Your move, San Francisco.
April 9, 2015
Rajiv Popat: Easier Than Fizz Buzz - Why Can't Programmers Print 100 to 1?
"That was interesting. But what was even more interesting was the actual program the candidates were being asked to solve. If Jeff Atwood wonders why programmers can't program, when they can't solve Fizz Buzz; here's a problem that is much more easier than Fizz Buzz and yet:
- About 14% just couldn't solve the problem in less then 10 minutes - which is when we moved on to the next question.
- About 40% took more than 5 minutes to solve the problem and / or had to be corrected more than once.
- Only about 14% could solve this problem in 2 minutes or less.

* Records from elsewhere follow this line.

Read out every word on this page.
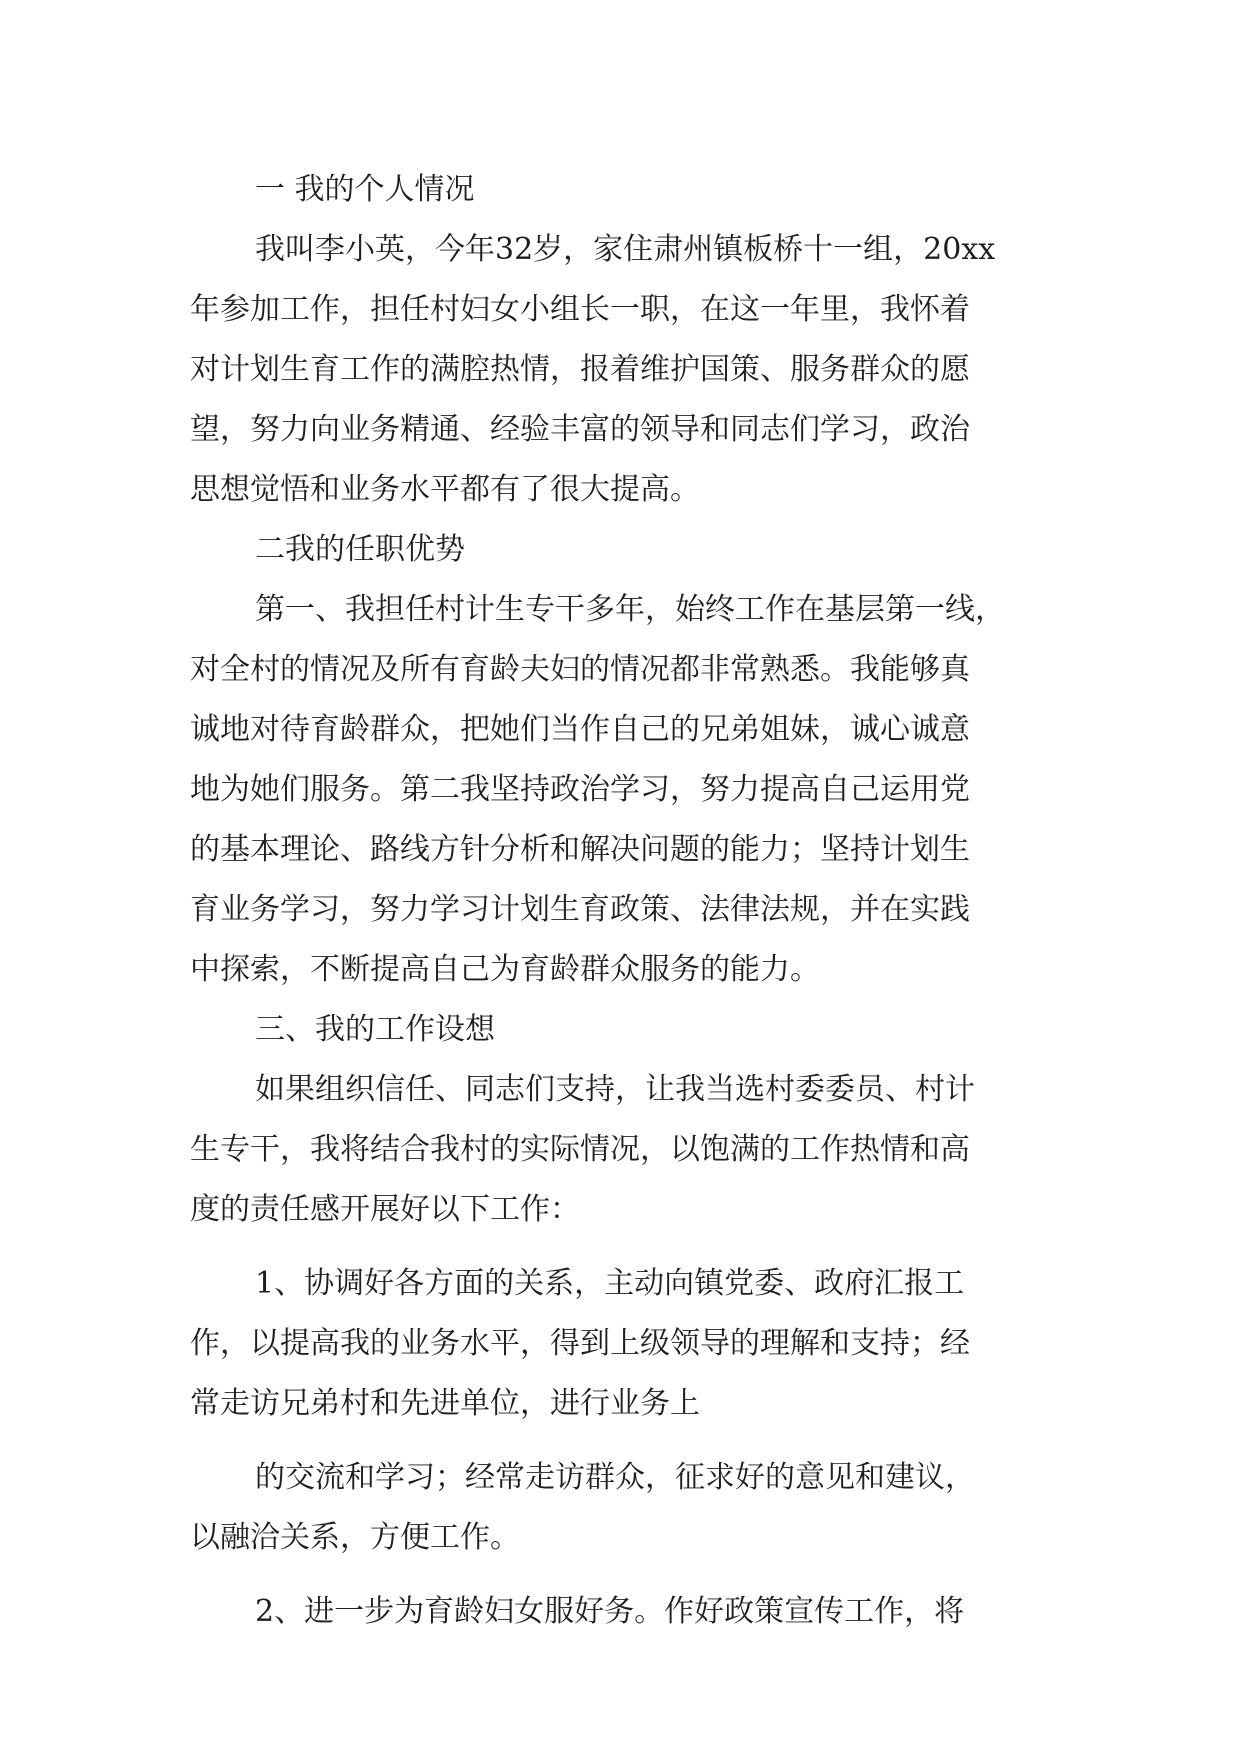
一 我的个人情况
我叫李小英，今年32岁，家住肃州镇板桥十一组，20xx
年参加工作，担任村妇女小组长一职，在这一年里，我怀着
对计划生育工作的满腔热情，报着维护国策、服务群众的愿
望，努力向业务精通、经验丰富的领导和同志们学习，政治
思想觉悟和业务水平都有了很大提高。
二我的任职优势
第一、我担任村计生专干多年，始终工作在基层第一线，
对全村的情况及所有育龄夫妇的情况都非常熟悉。我能够真
诚地对待育龄群众，把她们当作自己的兄弟姐妹，诚心诚意
地为她们服务。第二我坚持政治学习，努力提高自己运用党
的基本理论、路线方针分析和解决问题的能力；坚持计划生
育业务学习，努力学习计划生育政策、法律法规，并在实践
中探索，不断提高自己为育龄群众服务的能力。
三、我的工作设想
如果组织信任、同志们支持，让我当选村委委员、村计
生专干，我将结合我村的实际情况，以饱满的工作热情和高
度的责任感开展好以下工作：
1、协调好各方面的关系，主动向镇党委、政府汇报工
作，以提高我的业务水平，得到上级领导的理解和支持；经
常走访兄弟村和先进单位，进行业务上
的交流和学习；经常走访群众，征求好的意见和建议，
以融洽关系，方便工作。
2、进一步为育龄妇女服好务。作好政策宣传工作，将
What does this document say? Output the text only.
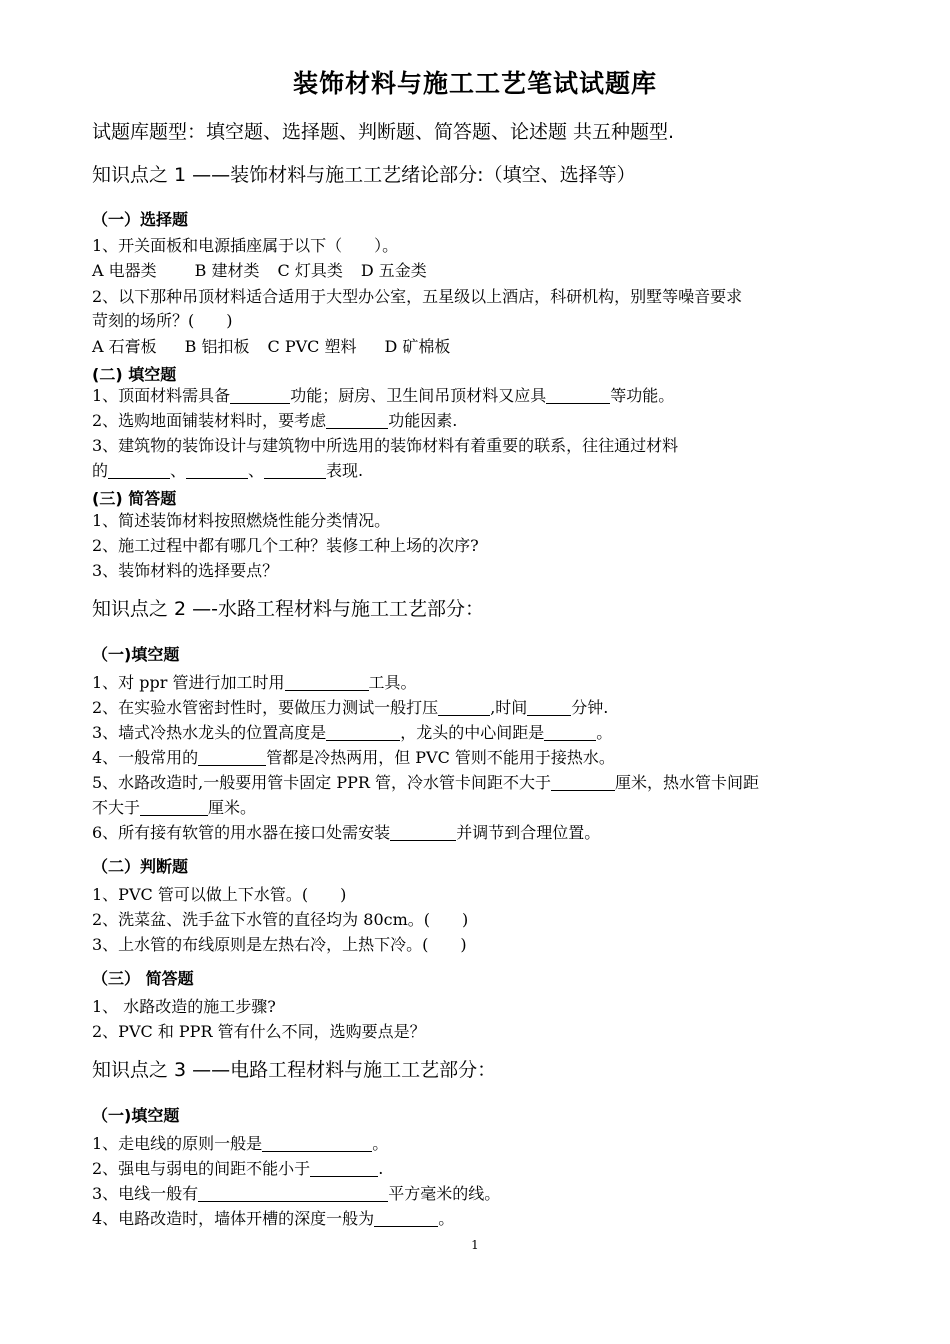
装饰材料与施工工艺笔试试题库
试题库题型：填空题、选择题、判断题、简答题、论述题 共五种题型.
知识点之 1 ——装饰材料与施工工艺绪论部分:（填空、选择等）
（一）选择题
1、开关面板和电源插座属于以下（　　）。
A 电器类 B 建材类 C 灯具类 D 五金类
2、以下那种吊顶材料适合适用于大型办公室，五星级以上酒店，科研机构，别墅等噪音要求
苛刻的场所？(　　)
A 石膏板 B 铝扣板 C PVC 塑料 D 矿棉板
(二) 填空题
1、顶面材料需具备	功能；厨房、卫生间吊顶材料又应具	等功能。
2、选购地面铺装材料时，要考虑	功能因素.
3、建筑物的装饰设计与建筑物中所选用的装饰材料有着重要的联系，往往通过材料
的	、	、	表现.
(三) 简答题
1、简述装饰材料按照燃烧性能分类情况。
2、施工过程中都有哪几个工种？装修工种上场的次序?
3、装饰材料的选择要点？
知识点之 2 —-水路工程材料与施工工艺部分：
（一)填空题
1、对 ppr 管进行加工时用	工具。
2、在实验水管密封性时，要做压力测试一般打压	,时间	分钟.
3、墙式冷热水龙头的位置高度是	，龙头的中心间距是	。
4、一般常用的	管都是冷热两用，但 PVC 管则不能用于接热水。
5、水路改造时,一般要用管卡固定 PPR 管，冷水管卡间距不大于	厘米，热水管卡间距
不大于	厘米。
6、所有接有软管的用水器在接口处需安装	并调节到合理位置。
（二）判断题
1、PVC 管可以做上下水管。(　　)
2、洗菜盆、洗手盆下水管的直径均为 80cm。(　　)
3、上水管的布线原则是左热右冷，上热下冷。(　　)
（三） 简答题
1、 水路改造的施工步骤?
2、PVC 和 PPR 管有什么不同，选购要点是？
知识点之 3 ——电路工程材料与施工工艺部分：
（一)填空题
1、走电线的原则一般是	。
2、强电与弱电的间距不能小于	.
3、电线一般有	平方毫米的线。
4、电路改造时，墙体开槽的深度一般为	。
1
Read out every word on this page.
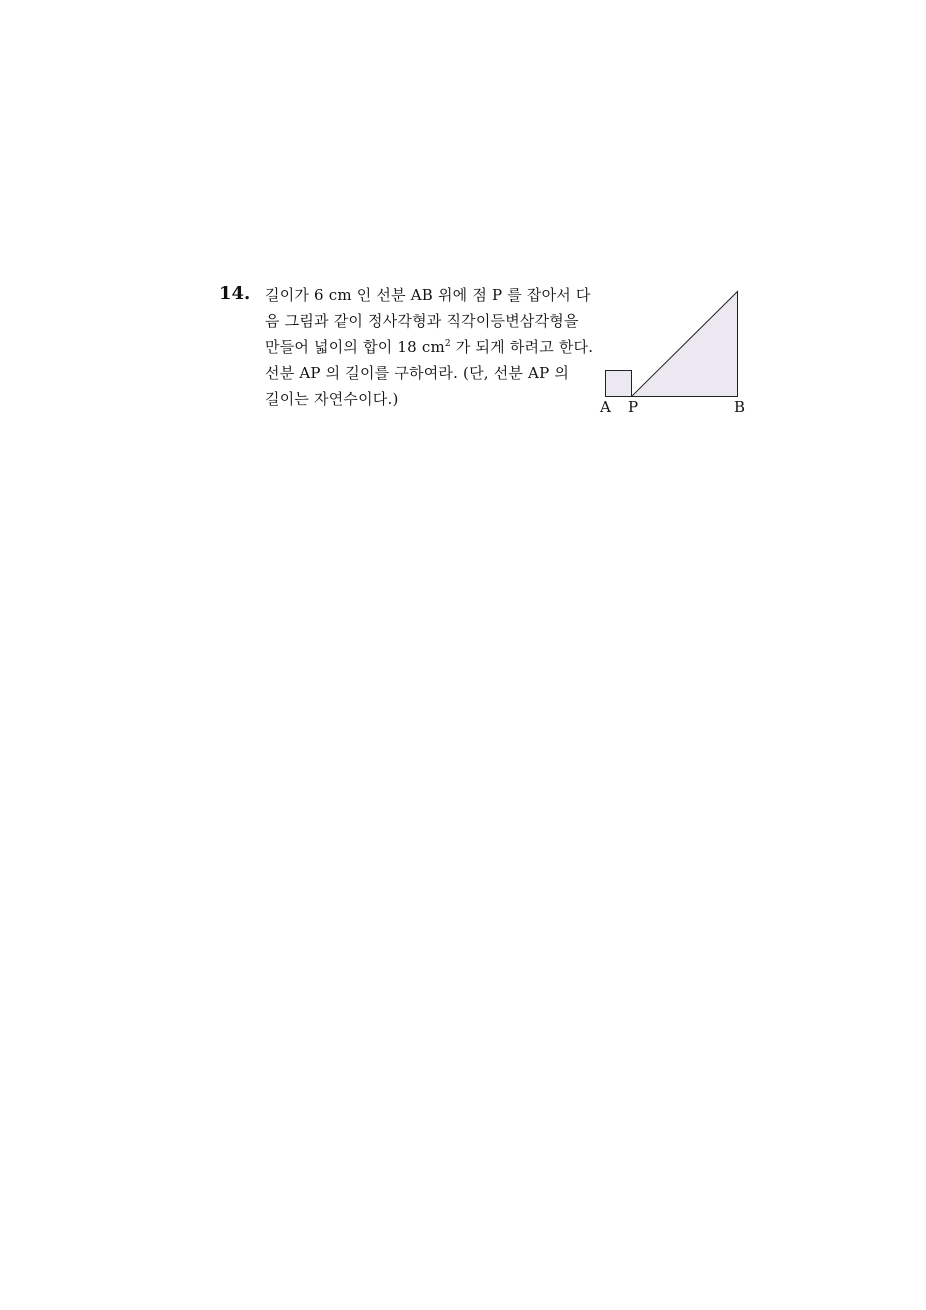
14. 길이가 6 cm 인 선분 AB 위에 점 P 를 잡아서 다
음 그림과 같이 정사각형과 직각이등변삼각형을
만들어 넓이의 합이 18 $cm^2$ 가 되게 하려고 한다.
선분 AP 의 길이를 구하여라. (단, 선분 AP 의
길이는 자연수이다.)	A P	B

- About 82% had to be corrected at-least once before they solved the problem. (which means they actually got it wrong the first time around!)
And the problem they were solving?
Print 100 to 1."
Consider me flabbergasted.
(For the record, I 'solved' it in about 10 seconds of typing and in 3 lines of code).
March 25, 2015
Charles Parnot: Replacing Photoshop With NSString:
"This “drawing” described very nicely what I wanted to do, better than any comment I could ever write for any kind of code, in fact. That ASCII art was a great way to show directly in my code what image would be used in that part of the UI, without having to dig into the resources folder. The actual drawing code suddenly seemed superflous. What if I could just pass the ASCII art into NSImage directly?"
March 11, 2015
Hyperandroid: Efficient WebGL stroking:
"While working on WebGL rendering you soon realize that a canvas like API, despite its opinionated implementation, is extremely useful and easy to work with. Concretely, I am referring to its stroking capabilities. While making a stroke WebGL implementation I came up with the following solution, which requires very simple maths, is fast, and can be implemented just from 2d vectors."